Photo credit: Jared Nyataya | Nation Media Group

Auditor-General Nancy Gathungu has rubbished the government’s revenue projections as “over-optimistic” and unrealistic amid fears they may excite insatiable borrowing to finance annual budgets in a damning assessment of the National Treasury’s fiscal planning.

Ms Gathungu, in a document to the Budget and Appropriations Committee (BAC) of the National Assembly, notes that the projections by the Treasury, which the Kenya Revenue Authority (KRA) struggles to meet, is an indicator of “inadequate revenue planning and forecasting.”

She warns that, if the unrealistic projections persist, the government will find it difficult to finance its annual budgets without borrowing locally and externally, effectively escalating the public debt. The document lays says that, for the past nine months of the current financial year,- the actual revenue collection stands at Sh1.59 trillion against a target of Sh1.968 trillion. This is a 60 percent achievement of the projected revenue of Sh2.62 trillion in direct and indirect taxes as well as Appropriations in Aid (AiA).

Given the scenario, KRA would need to collect Sh1.04 trillion for the remaining three months of the fourth quarter to meet the Sh2.62 trillion revenue projections for the current financial year, “which is highly unlikely given the current challenges.”

Sh3.9 trillion

The revelations come as the National Assembly approved the government’s Sh3.9 trillion spending plans for the 2024-2025 financial year against a revenue projection of Sh2.95 trillion.

This raises questions over the government’s fiscal discipline amid glaring missed revenue targets for the current and previous years. Included in the Sh2.95 trillion revenue projection is Sh302 billion to be raised in proposed new taxation measures as provided for in the Finance Bill 2024.

The new tax proposals have elicited widespread condemnation from a majority of Kenyans, including finance experts and lawyers, as too punitive to already overburdened taxpayers.

The Finance Bill is due for debate in the House this week via a report of the Finance and National Planning Committee that has been sifting through over 500 submissions on the Bill for the past two weeks.

The 2022 Kenya Public Expenditure and Financial Accountability Assessment report indicated that Kenya’s fiscal discipline is weakened by the unreliability of “aggregate revenue outturn caused by over-optimistic targets.”

In the next financial year that starts on July 1, 2024, the government has projected KRA to collect Sh2.95 trillion in ordinary revenue, a substantial increase of 12 percent from the 2023/24 projections of Sh2.62 trillion.

Revenue collections

An analysis of the last three financial years shows that the government revenue collections have grown by 28 percent from Sh1.6 trillion in 2020/21 to Sh2.06 trillion for 2022/23 financial year.

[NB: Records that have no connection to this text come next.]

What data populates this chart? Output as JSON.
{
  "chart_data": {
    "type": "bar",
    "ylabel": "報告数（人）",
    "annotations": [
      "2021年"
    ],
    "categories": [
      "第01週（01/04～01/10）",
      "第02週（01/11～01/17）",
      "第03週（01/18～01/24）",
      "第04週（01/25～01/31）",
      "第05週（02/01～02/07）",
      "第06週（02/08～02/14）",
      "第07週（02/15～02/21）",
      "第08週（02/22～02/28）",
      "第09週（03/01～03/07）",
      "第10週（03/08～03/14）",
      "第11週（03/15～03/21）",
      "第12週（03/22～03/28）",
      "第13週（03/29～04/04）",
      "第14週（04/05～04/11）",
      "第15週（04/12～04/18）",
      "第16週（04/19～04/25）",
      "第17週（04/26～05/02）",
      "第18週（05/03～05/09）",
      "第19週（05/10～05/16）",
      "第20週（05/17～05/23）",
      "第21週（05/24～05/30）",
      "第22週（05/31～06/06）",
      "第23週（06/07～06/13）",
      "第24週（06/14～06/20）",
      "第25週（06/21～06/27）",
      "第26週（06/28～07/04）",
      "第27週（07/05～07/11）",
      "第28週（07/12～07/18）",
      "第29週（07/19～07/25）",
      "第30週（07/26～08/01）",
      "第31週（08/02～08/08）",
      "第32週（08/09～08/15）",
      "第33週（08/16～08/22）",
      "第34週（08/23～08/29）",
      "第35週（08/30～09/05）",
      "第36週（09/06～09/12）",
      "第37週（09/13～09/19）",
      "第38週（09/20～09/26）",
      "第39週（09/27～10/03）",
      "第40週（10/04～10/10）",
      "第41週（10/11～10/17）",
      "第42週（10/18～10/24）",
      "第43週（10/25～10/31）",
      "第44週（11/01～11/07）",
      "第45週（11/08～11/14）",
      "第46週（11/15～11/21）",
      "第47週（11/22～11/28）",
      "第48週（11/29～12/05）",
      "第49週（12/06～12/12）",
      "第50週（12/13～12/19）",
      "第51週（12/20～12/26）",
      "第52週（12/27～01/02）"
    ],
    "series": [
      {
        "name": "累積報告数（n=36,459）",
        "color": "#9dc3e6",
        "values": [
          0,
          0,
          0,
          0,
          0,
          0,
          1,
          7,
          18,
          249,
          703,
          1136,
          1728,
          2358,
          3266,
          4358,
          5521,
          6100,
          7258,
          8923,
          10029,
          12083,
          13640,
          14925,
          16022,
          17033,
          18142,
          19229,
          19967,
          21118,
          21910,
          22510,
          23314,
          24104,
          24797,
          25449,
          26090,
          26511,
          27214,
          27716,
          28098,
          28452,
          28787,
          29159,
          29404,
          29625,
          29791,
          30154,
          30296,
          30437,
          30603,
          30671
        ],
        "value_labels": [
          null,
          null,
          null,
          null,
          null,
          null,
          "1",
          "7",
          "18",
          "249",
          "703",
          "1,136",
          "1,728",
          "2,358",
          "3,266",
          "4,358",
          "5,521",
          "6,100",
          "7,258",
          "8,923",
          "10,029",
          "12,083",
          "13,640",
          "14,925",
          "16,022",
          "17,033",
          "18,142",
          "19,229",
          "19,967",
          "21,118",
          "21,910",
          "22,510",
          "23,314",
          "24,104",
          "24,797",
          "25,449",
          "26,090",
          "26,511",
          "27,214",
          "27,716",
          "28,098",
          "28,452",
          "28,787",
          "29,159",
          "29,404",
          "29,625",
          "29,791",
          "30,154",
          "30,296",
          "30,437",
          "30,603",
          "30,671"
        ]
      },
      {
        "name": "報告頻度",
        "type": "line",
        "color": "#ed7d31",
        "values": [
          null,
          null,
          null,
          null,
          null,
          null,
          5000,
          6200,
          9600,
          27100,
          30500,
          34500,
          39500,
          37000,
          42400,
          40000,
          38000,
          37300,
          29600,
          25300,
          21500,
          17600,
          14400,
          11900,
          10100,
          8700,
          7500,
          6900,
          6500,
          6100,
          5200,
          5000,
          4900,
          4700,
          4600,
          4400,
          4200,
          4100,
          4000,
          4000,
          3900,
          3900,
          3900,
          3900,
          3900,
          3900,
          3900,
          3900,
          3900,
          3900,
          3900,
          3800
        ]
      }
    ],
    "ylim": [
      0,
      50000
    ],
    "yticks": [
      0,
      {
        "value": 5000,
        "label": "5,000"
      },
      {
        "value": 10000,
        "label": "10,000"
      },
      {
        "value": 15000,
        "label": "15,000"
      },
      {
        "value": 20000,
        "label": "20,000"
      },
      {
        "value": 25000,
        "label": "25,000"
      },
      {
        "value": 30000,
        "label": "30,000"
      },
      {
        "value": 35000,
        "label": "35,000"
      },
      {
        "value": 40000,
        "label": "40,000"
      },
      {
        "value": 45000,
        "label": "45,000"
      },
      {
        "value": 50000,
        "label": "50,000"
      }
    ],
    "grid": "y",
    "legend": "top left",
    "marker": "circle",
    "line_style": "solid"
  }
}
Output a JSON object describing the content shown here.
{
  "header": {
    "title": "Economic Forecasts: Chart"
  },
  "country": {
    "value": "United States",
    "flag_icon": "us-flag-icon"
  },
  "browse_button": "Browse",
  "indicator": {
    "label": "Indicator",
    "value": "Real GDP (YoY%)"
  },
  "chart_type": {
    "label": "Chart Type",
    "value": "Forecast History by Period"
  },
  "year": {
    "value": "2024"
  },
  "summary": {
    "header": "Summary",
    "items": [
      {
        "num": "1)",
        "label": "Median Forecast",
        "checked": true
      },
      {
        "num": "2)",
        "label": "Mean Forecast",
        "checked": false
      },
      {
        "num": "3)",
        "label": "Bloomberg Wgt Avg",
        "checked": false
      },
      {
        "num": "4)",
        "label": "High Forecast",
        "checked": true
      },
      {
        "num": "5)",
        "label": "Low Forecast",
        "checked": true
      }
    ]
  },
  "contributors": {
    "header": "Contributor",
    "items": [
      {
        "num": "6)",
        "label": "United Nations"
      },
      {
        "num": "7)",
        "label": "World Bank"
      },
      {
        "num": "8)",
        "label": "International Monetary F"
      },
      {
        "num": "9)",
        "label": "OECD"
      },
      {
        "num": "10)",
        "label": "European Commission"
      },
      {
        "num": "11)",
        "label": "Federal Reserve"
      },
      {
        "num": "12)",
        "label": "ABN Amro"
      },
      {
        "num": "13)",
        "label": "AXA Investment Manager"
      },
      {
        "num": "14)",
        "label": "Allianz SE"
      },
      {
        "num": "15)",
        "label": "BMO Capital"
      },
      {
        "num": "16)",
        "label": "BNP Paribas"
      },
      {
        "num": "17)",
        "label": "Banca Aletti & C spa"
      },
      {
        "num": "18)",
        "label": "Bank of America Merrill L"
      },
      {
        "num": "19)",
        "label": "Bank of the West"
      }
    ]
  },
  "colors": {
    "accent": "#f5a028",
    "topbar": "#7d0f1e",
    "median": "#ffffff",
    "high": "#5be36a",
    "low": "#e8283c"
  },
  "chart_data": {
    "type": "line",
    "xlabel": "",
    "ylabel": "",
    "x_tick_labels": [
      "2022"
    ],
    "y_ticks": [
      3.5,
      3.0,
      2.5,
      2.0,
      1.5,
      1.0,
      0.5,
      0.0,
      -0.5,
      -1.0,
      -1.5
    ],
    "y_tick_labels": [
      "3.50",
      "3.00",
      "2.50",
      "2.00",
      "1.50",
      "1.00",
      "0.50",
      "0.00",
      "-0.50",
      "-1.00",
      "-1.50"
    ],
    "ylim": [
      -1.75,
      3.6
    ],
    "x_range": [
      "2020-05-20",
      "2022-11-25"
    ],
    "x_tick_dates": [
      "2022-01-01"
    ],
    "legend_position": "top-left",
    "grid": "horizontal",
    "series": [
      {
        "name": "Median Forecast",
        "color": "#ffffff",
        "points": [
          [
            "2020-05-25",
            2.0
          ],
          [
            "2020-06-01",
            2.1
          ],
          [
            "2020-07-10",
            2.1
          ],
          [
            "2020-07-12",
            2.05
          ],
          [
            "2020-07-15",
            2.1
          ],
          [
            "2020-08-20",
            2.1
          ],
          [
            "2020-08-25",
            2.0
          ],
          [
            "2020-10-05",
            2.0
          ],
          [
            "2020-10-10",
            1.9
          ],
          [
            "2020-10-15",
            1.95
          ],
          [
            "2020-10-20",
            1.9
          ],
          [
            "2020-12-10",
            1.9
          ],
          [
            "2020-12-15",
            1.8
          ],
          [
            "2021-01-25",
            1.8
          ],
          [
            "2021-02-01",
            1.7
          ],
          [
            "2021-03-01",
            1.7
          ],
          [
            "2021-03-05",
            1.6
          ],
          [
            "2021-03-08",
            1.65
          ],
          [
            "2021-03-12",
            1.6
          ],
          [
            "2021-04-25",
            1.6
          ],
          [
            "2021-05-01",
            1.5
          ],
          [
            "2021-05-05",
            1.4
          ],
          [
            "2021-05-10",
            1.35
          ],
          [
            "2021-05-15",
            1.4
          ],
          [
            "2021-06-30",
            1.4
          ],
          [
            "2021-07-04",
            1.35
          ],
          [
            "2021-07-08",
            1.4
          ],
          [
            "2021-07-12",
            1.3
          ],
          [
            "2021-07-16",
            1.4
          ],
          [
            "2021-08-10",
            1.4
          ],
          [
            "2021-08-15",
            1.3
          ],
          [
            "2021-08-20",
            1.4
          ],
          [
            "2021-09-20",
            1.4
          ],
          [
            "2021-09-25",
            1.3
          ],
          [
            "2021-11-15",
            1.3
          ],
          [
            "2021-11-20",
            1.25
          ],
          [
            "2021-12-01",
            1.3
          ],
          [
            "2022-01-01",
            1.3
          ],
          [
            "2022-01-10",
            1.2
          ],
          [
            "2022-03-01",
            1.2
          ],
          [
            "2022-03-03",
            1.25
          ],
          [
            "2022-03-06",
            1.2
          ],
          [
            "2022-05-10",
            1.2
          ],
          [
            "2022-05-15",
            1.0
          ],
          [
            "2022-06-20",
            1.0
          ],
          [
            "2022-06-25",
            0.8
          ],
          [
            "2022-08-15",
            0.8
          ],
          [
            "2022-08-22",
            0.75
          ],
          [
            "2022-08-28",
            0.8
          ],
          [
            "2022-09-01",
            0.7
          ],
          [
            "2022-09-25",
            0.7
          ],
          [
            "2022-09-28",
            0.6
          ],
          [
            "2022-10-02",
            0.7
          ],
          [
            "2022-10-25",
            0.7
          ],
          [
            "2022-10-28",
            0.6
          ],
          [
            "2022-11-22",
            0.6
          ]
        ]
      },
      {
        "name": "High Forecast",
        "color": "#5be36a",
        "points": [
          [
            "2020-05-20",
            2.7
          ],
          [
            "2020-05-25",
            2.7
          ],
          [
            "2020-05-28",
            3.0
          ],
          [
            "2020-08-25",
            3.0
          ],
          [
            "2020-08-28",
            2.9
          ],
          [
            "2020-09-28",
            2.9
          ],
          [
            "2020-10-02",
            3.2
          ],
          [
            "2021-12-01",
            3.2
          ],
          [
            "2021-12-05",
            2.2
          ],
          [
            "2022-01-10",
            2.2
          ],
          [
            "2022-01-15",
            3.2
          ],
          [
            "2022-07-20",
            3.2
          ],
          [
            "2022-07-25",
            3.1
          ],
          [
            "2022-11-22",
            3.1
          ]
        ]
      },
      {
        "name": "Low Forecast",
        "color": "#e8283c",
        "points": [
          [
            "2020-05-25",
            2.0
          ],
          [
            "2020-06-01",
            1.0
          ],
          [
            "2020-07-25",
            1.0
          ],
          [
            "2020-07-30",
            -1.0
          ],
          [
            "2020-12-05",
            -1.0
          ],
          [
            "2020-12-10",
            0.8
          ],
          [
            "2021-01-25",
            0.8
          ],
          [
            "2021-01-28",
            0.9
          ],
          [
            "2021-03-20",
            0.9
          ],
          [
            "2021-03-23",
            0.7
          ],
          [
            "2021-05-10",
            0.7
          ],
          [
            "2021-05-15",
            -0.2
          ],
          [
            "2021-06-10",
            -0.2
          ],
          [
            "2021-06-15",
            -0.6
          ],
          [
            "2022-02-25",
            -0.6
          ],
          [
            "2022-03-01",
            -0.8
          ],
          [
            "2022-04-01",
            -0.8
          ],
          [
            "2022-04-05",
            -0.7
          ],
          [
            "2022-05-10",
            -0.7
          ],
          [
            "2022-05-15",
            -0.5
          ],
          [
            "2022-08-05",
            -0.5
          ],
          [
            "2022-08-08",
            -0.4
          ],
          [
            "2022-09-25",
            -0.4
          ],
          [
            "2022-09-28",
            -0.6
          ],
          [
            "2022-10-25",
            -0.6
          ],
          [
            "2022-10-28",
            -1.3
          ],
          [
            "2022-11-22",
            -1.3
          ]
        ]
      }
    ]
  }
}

The expected increased borrowing will escalate the country’s public debt, currently slightly over Sh11 trillion, meaning that the government will continue to face difficulties financing its own recurrent and development obligations.

The 2024 Budget Policy Statement (BPS) had projected an expenditure plan of Sh4.2 trillion against a revenue projection of Sh2.95 trillion. However, the Treasury reduced the projections by Sh270 billion owing to missed revenue targets. The revised expenditure plans left a fiscal deficit of Sh703.9 billion that was to be financed through domestic loans (Sh377.7 billion) and foreign borrowing of Sh326 billion.